The apparent important temporal aspect of cell cycle regulation within
the production process may also provide avenues for non-chemical
interventions to improve vector yield as this relationship becomes
better understood. Whilst we have not investigated the mechanism behind
M344-mediated titre enhancement, HDAC6 (of which M344 is a selective
inhibitor) has been shown to bind to, and regulate clearance of,
ubiquitinated proteins via induction of the heat-shock cellular
response[62]. AAV capsid proteins are a known
target of ubiquitination post-viral entry[63], and
the ubiquitin-proteasome pathway (UPP) has been suggested to play an
active role in AAV capsid monomer degradation[64],
therefore we posit a link between M344-mediated UPP dysregulation and
increased crude viral titre. Due to the robustness of the results
between small-scale plate-based cultures and larger scale shake flasks,
we believe that the screening process shown here could be further scaled
down and automated to increase throughput, due to the availability of
instrumentation that can rapidly and accurately dispense very small
volumes of drugs into culture. As minimal volumes are required for ddPCR
analysis of genome titre, identification of novel enhancers of rAAV
could be rapidly incorporated into existing rAAV production platforms
with minimal changes to existing protocols.

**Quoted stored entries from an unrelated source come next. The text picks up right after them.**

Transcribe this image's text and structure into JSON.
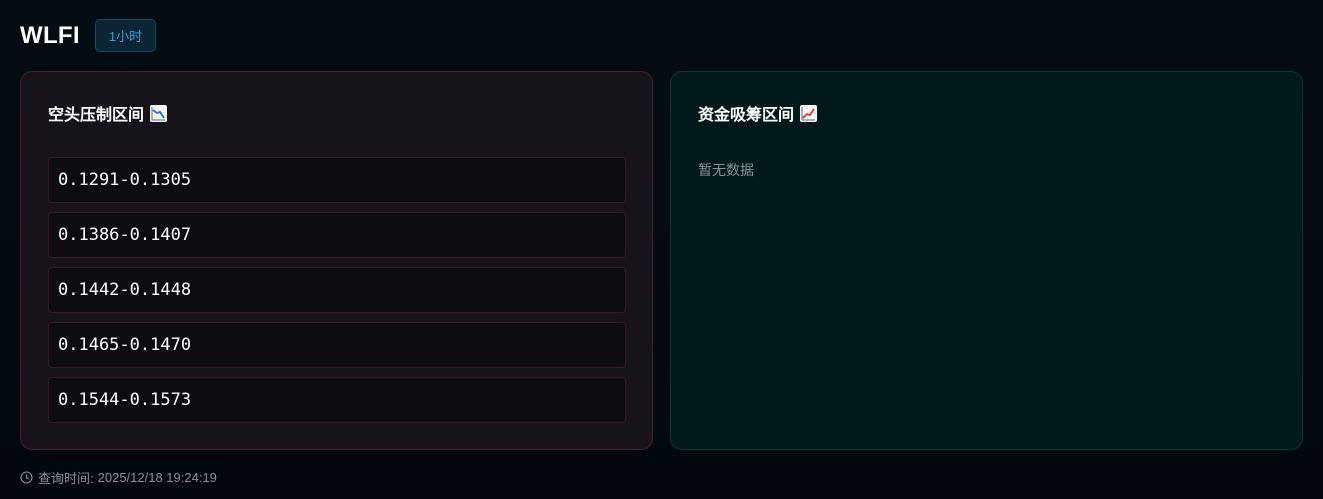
{
  "header": {
    "symbol": "WLFI",
    "timeframe": "1小时"
  },
  "short_panel": {
    "title": "空头压制区间",
    "icon": "chart-decreasing-icon",
    "zones": [
      "0.1291-0.1305",
      "0.1386-0.1407",
      "0.1442-0.1448",
      "0.1465-0.1470",
      "0.1544-0.1573"
    ]
  },
  "long_panel": {
    "title": "资金吸筹区间",
    "icon": "chart-increasing-icon",
    "empty_text": "暂无数据"
  },
  "footer": {
    "label": "查询时间:",
    "time": "2025/12/18 19:24:19"
  },
  "colors": {
    "accent": "#3a9fd8",
    "short_border": "#45202a",
    "long_border": "#123630"
  }
}
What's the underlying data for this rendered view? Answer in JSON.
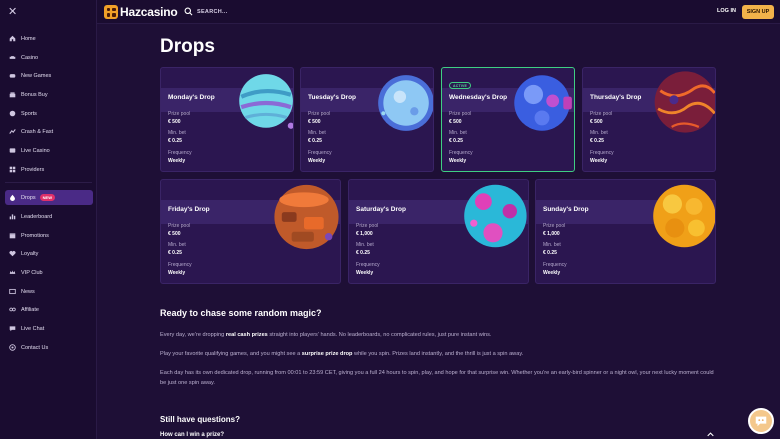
{
  "sidebar": {
    "close": "✕",
    "items": [
      {
        "label": "Home",
        "icon": "home-icon"
      },
      {
        "label": "Casino",
        "icon": "casino-icon"
      },
      {
        "label": "New Games",
        "icon": "new-games-icon"
      },
      {
        "label": "Bonus Buy",
        "icon": "bonus-buy-icon"
      },
      {
        "label": "Sports",
        "icon": "sports-icon"
      },
      {
        "label": "Crash & Fast",
        "icon": "crash-icon"
      },
      {
        "label": "Live Casino",
        "icon": "live-casino-icon"
      },
      {
        "label": "Providers",
        "icon": "providers-icon"
      },
      {
        "label": "Drops",
        "icon": "drops-icon",
        "badge": "NEW"
      },
      {
        "label": "Leaderboard",
        "icon": "leaderboard-icon"
      },
      {
        "label": "Promotions",
        "icon": "promotions-icon"
      },
      {
        "label": "Loyalty",
        "icon": "loyalty-icon"
      },
      {
        "label": "VIP Club",
        "icon": "vip-icon"
      },
      {
        "label": "News",
        "icon": "news-icon"
      },
      {
        "label": "Affiliate",
        "icon": "affiliate-icon"
      },
      {
        "label": "Live Chat",
        "icon": "live-chat-icon"
      },
      {
        "label": "Contact Us",
        "icon": "contact-icon"
      }
    ]
  },
  "topbar": {
    "logo": "Hazcasino",
    "search": "SEARCH...",
    "login": "LOG IN",
    "signup": "SIGN UP"
  },
  "page": {
    "title": "Drops"
  },
  "labels": {
    "pool": "Prize pool",
    "bet": "Min. bet",
    "freq": "Frequency",
    "active": "ACTIVE"
  },
  "drops": [
    {
      "name": "Monday's Drop",
      "pool": "€ 500",
      "bet": "€ 0.25",
      "freq": "Weekly",
      "active": false
    },
    {
      "name": "Tuesday's Drop",
      "pool": "€ 500",
      "bet": "€ 0.25",
      "freq": "Weekly",
      "active": false
    },
    {
      "name": "Wednesday's Drop",
      "pool": "€ 500",
      "bet": "€ 0.25",
      "freq": "Weekly",
      "active": true
    },
    {
      "name": "Thursday's Drop",
      "pool": "€ 500",
      "bet": "€ 0.25",
      "freq": "Weekly",
      "active": false
    },
    {
      "name": "Friday's Drop",
      "pool": "€ 500",
      "bet": "€ 0.25",
      "freq": "Weekly",
      "active": false
    },
    {
      "name": "Saturday's Drop",
      "pool": "€ 1,000",
      "bet": "€ 0.25",
      "freq": "Weekly",
      "active": false
    },
    {
      "name": "Sunday's Drop",
      "pool": "€ 1,000",
      "bet": "€ 0.25",
      "freq": "Weekly",
      "active": false
    }
  ],
  "info": {
    "heading": "Ready to chase some random magic?",
    "p1_a": "Every day, we’re dropping ",
    "p1_b": "real cash prizes",
    "p1_c": " straight into players’ hands. No leaderboards, no complicated rules, just pure instant wins.",
    "p2_a": "Play your favorite qualifying games, and you might see a ",
    "p2_b": "surprise prize drop",
    "p2_c": " while you spin. Prizes land instantly, and the thrill is just a spin away.",
    "p3": "Each day has its own dedicated drop, running from 00:01 to 23:59 CET, giving you a full 24 hours to spin, play, and hope for that surprise win. Whether you’re an early-bird spinner or a night owl, your next lucky moment could be just one spin away."
  },
  "faq": {
    "heading": "Still have questions?",
    "q1": "How can I win a prize?"
  },
  "colors": {
    "bg": "#1e0f36",
    "card": "#2b1650",
    "active_border": "#3fcf83",
    "accent": "#f2b24a"
  }
}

In summary, we show that the use of readily available small molecule
enhancers can significantly improve rAAV production yield. We show that
small molecule enhancers of rAAV production are amenable to optimisation
in an existing suspension HEK293 cell system and that positive hits from
initial small-scale screening of enhancer molecules can translate to
larger scale production platforms. We also show that increased titre
resulting from nocodazole treatment is consistent across two different
serotypes, suggesting broad applicability in rAAV manufacturing.